Friday, October 15, 2010

Dezman Moses

I was a little glib yesterday in the comments concerning Dezman Moses’ injury. I’m not so sanguine this morning- although reports are conflicted as to whether the key DE can go.

I don’t know if fistfights and brawls are part of the practice culture Coach Toledo cultivates. I’m doubtful. I mean the guy has been here four years and that is the first time fisticuffs have made the lead. I am even accepting of the notion that some roughhousing is unavoidable. But all of this is a slippery slope for Toledo. He is in a perilous place.

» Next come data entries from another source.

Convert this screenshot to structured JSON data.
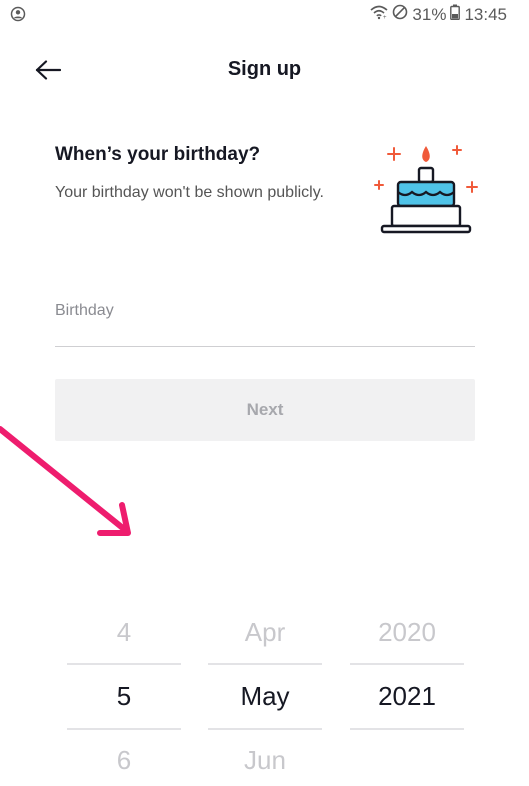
{
  "status_bar": {
    "battery_percent": "31%",
    "time": "13:45",
    "icons": [
      "account-circle-icon",
      "wifi-icon",
      "do-not-disturb-icon",
      "battery-icon"
    ]
  },
  "header": {
    "title": "Sign up",
    "back_icon": "arrow-left-icon"
  },
  "intro": {
    "heading": "When’s your birthday?",
    "subtext": "Your birthday won't be shown publicly.",
    "illustration": "birthday-cake-icon"
  },
  "birthday_field": {
    "placeholder": "Birthday",
    "value": ""
  },
  "next_button": {
    "label": "Next",
    "enabled": false
  },
  "annotation": {
    "arrow_color": "#EE1D6E"
  },
  "picker": {
    "day": {
      "above": "4",
      "selected": "5",
      "below": "6"
    },
    "month": {
      "above": "Apr",
      "selected": "May",
      "below": "Jun"
    },
    "year": {
      "above": "2020",
      "selected": "2021",
      "below": ""
    }
  },
  "colors": {
    "text_primary": "#161823",
    "text_secondary": "#555555",
    "button_disabled_bg": "#F1F1F2",
    "button_disabled_text": "#A7A8AD",
    "cake_accent": "#4FC3E8",
    "candle_flame": "#F05A3A",
    "sparkle": "#F05A3A"
  }
}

Let's start here: I am really unsure fighting is indicative of a good practice(s) or culture. If unsupervised aggression during practice is anecdotally a good thing, why isn’t emotional display, lack of concentration and disregard for consequences also predictive of game-time fumbles and illegal kicking tees and “practice fighting injuries”? Since Coach Toledo got here, there has been more than a little Personal Foul Tulane is how we roll attitude. Add in this injury.

I used the word anecdotally above deliberately. Moses’ injury and Tulane’s propensity to undisciplined penalties are facts. Perceived benefits to an anarchic practice are, again, largely anecdotal. The same people pounding the team the hardest for penalties and turnovers are probably the same lot praising a culture of indiscipline at practice. It is like the endless happy yammering a few years ago about the importance of Toledo’s complaints about summer weight training- as if Tulane’s talent problems were about a dozen unsupervised summer workouts. Anecdotal frequently equals illusionary.

Football has a culture hundreds of years old. Don’t try to re-invent the success factors. And mind you, fighting is part and parcel of general sporting culture. Rage does happen. In the NHL, fighting has a definite tactical role. In baseball, it is part of self-policing the dangers of a pitched baseball. Football has no such culture. Sure, fighting happens- but if it was advantageous, you would see it as part of the fabric of the game. It is hard to fool a hundred years of culture.

Back to the slippery slope. If it is not illusionary, most of Tulane’s improvement this year centers on the introduction of two "good for C-USA" players to the defense (Mackey and Moses) to go with Shakiel Smith- plus a serviceable quarterback prospect.

That is four key guys. Four. That is all you need in C-USA to have a pulse- to not get ripped by Tulsa and Houston 50-7 every week. The reason I opine that an average coach doing an average job at Tulane can win eight games is that is doesn’t take much- just a dozen plus C-USA players and a quarterback. Look at Rice two years ago, or SMU last year.

But it can slip away quick too- the cast of three key characters on defense might have been reduced by one for nonsense. In C-USA, there is no suggestion of quality depth (if Tulane has another “quality” DE he’d be starting on the other side or forced into playing out of position to get on the field). If three good defensive players equals “decent”, trust me that the Tulane fan doesn’t want to know what one good player equals.

And that is the “perilous place”- is Coach really sure he can survive six weeks of bad beatings this far into his tenure? Scelfo had past successes (for Tulane), his 2006 team had moved forward from the Katrina disaster and would whip any of Toledo’s iterations, there were obvious stars on the roster (Forte, Williams)- but it went bad quick. A stupid decision on a punt, some losing- and he had to go.

So, if you are going to allow brawling in practice (even once in awhile or inadvertantly), it cannot be unsupervised. Tulane has a dozen plus assistant coaches; they have to know who can fight and who cannot. Tulane is allowed to have players who are important to the program too.

These guys aren’t fodder. The manager who let Jose Canseco pitch and throw out his arm was fired. If an NFL coach exposed his $8M/year end to needless injury, he could expect to answer for it. Moses is as important to Tulane football as those two examples- so protect the asset. Plus, you know, he is a kid with further football aspirations- there is an obligation as a coach and mentor to protect him from a bad, emotional moment.

Anyway, hopefully Moses is safe and plays. But there has to be a better job done here.